Dustin Lewis, SRA
Savannah Area Chapter
Option: 45-Hour Residential Demo Package
Which options did you select to pursue the SRA Designation (GMAT college degree alternative, 21 credit semester hours college degree alternative, residential equivalency exam, Narrative Demo or 45-Hour Package option) and why?
Basically, I knew I wanted to be an appraiser between my sophomore and junior year in college, changed my major, and worked from there. I hold a BBA in Finance with an emphasis in Real Estate from Georgia Southern University. I took “Basic Appraisal Principles” and “Basic Appraisal Procedures” as college courses and qualified for my Associate membership through the Appraiser Qualifications Board. When I learned of the 45-Hour Residential Demo Package as an option, I was in the process of working on my residential demonstration report. As the owner of an appraisal business, I had little time on my hands to work on the report while operating my business, and decided it would be a better route to take (particularly on a scale of time).
How did the Appraisal Institute help you on your journey to designated membership?
Personally, I give a lot of credit to all of the instructors for all AI curricula. Prior to joining AI, my QE and CE educational experiences were not thought provoking and banal. I did not feel challenged in taking courses. My first AI course was “Basic Income Capitalization” (Course 310), in Chicago. I was blown away by the quality of instruction (the instructor was actually a college professor at Penn State!) and was sold from then on. The quality and content of the instruction of all of the courses I have taken from AI always exceeds my expectations. The staff at the national office and chapter executive directors have always been friendly and helpful if I ever have any questions.
What was the biggest obstacle you faced during the process and how did you overcome it?
At first, the process seemed unobtainable, but there were members who pushed me along the way. Also, it is hard to stay focused on a distant goal when you are busy with work and family. There are many times that you have to make sacrifices in order to earn the designation, but it is worth it.
What surprised you the most about the membership process?
It is not impossible, and it is obtainable. No matter what obstacles you may encounter along the way, persevere.
What is the biggest benefit of becoming designated?
The biggest benefit is being recognized among my clients and peers as someone who is a cut above. Also, I get plenty of business through the membership directory. My annual membership fee pays for itself at least 20 fold.
What advice do you have for Associate members working towards designated membership?
Earning your designation will be the most rewarding experience of your career, hands down. There is also a reason the designations are earned and not given away. The wife of a friend who recently earned his SRA likened the reward of him earning the designation to her earning her master’s degree in education. I can see that.

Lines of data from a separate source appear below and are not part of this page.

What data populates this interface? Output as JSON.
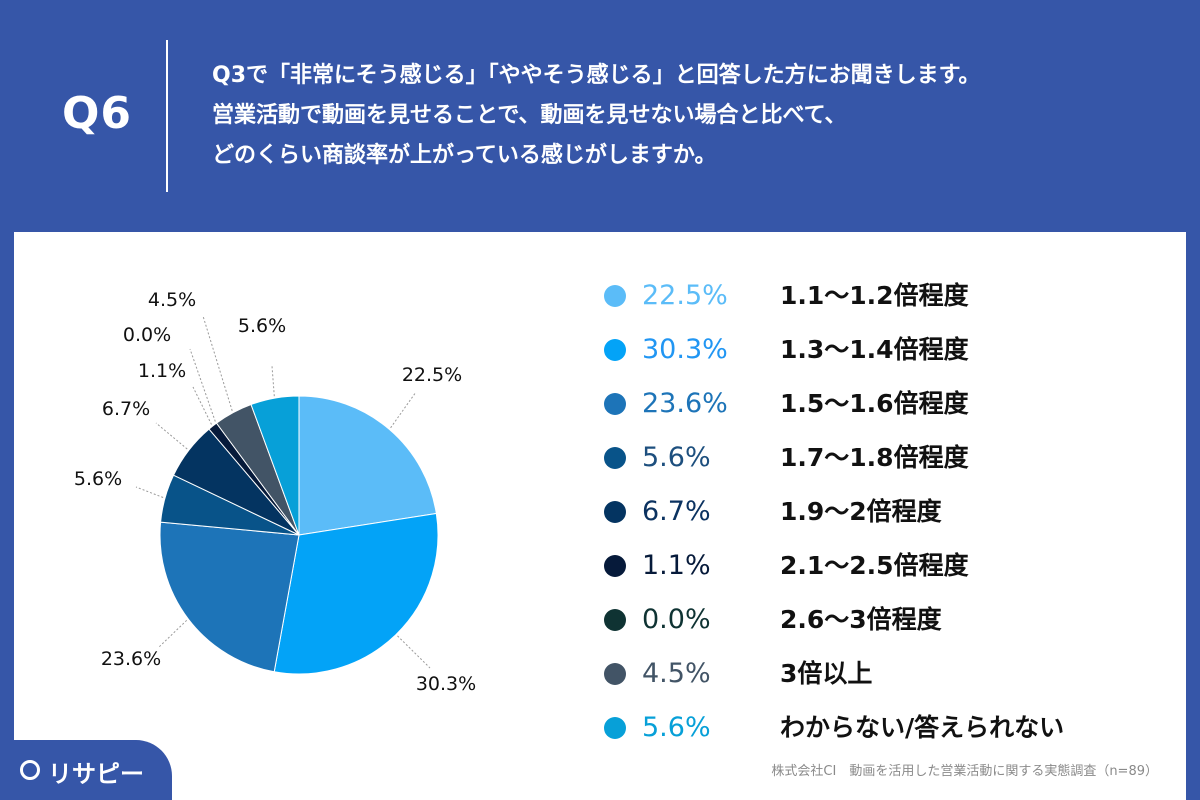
{
  "header": {
    "q_label": "Q6",
    "question_lines": [
      "Q3で「非常にそう感じる」「ややそう感じる」と回答した方にお聞きします。",
      "営業活動で動画を見せることで、動画を見せない場合と比べて、",
      "どのくらい商談率が上がっている感じがしますか。"
    ]
  },
  "chart_data": {
    "type": "pie",
    "categories": [
      "1.1〜1.2倍程度",
      "1.3〜1.4倍程度",
      "1.5〜1.6倍程度",
      "1.7〜1.8倍程度",
      "1.9〜2倍程度",
      "2.1〜2.5倍程度",
      "2.6〜3倍程度",
      "3倍以上",
      "わからない/答えられない"
    ],
    "values": [
      22.5,
      30.3,
      23.6,
      5.6,
      6.7,
      1.1,
      0.0,
      4.5,
      5.6
    ],
    "labels": [
      "22.5%",
      "30.3%",
      "23.6%",
      "5.6%",
      "6.7%",
      "1.1%",
      "0.0%",
      "4.5%",
      "5.6%"
    ],
    "colors": [
      "#5bbcf8",
      "#03a3f7",
      "#1d74b8",
      "#085389",
      "#043461",
      "#061a3a",
      "#0f3333",
      "#425466",
      "#07a0d8"
    ],
    "legend_text_colors": [
      "#5bbcf8",
      "#2196f3",
      "#1d74b8",
      "#1d4f7e",
      "#0b3260",
      "#061a3a",
      "#0f3333",
      "#425466",
      "#07a0d8"
    ],
    "legend_position": "right"
  },
  "footer": {
    "logo_text": "リサピー",
    "source": "株式会社CI　動画を活用した営業活動に関する実態調査（n=89）"
  }
}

If you had to do it all over again, what would you do different, knowing what you know now?
I would have taken more opportunities to become more involved in my chapter and taken advantage of opportunities to participate in national offerings, such as the Leadership Development and Advisory Council and other national or regional meetings.
Is there anything else you’d like to share?
Prior to joining AI, I was discouraged to pursue the designation by other appraisers and appraisal instructors. Their argument was always that the implementation of state licensing did away with the need for designation. The fact is that they were far from right. During the past 17 years I have spent as a real estate appraiser, I have seen the necessity for appraisal organizations increase due to all of the changes we have experienced over the past several years in economic conditions and legal changes within our industry. More than other practitioners in the field, AI members are always better informed and better prepared for change.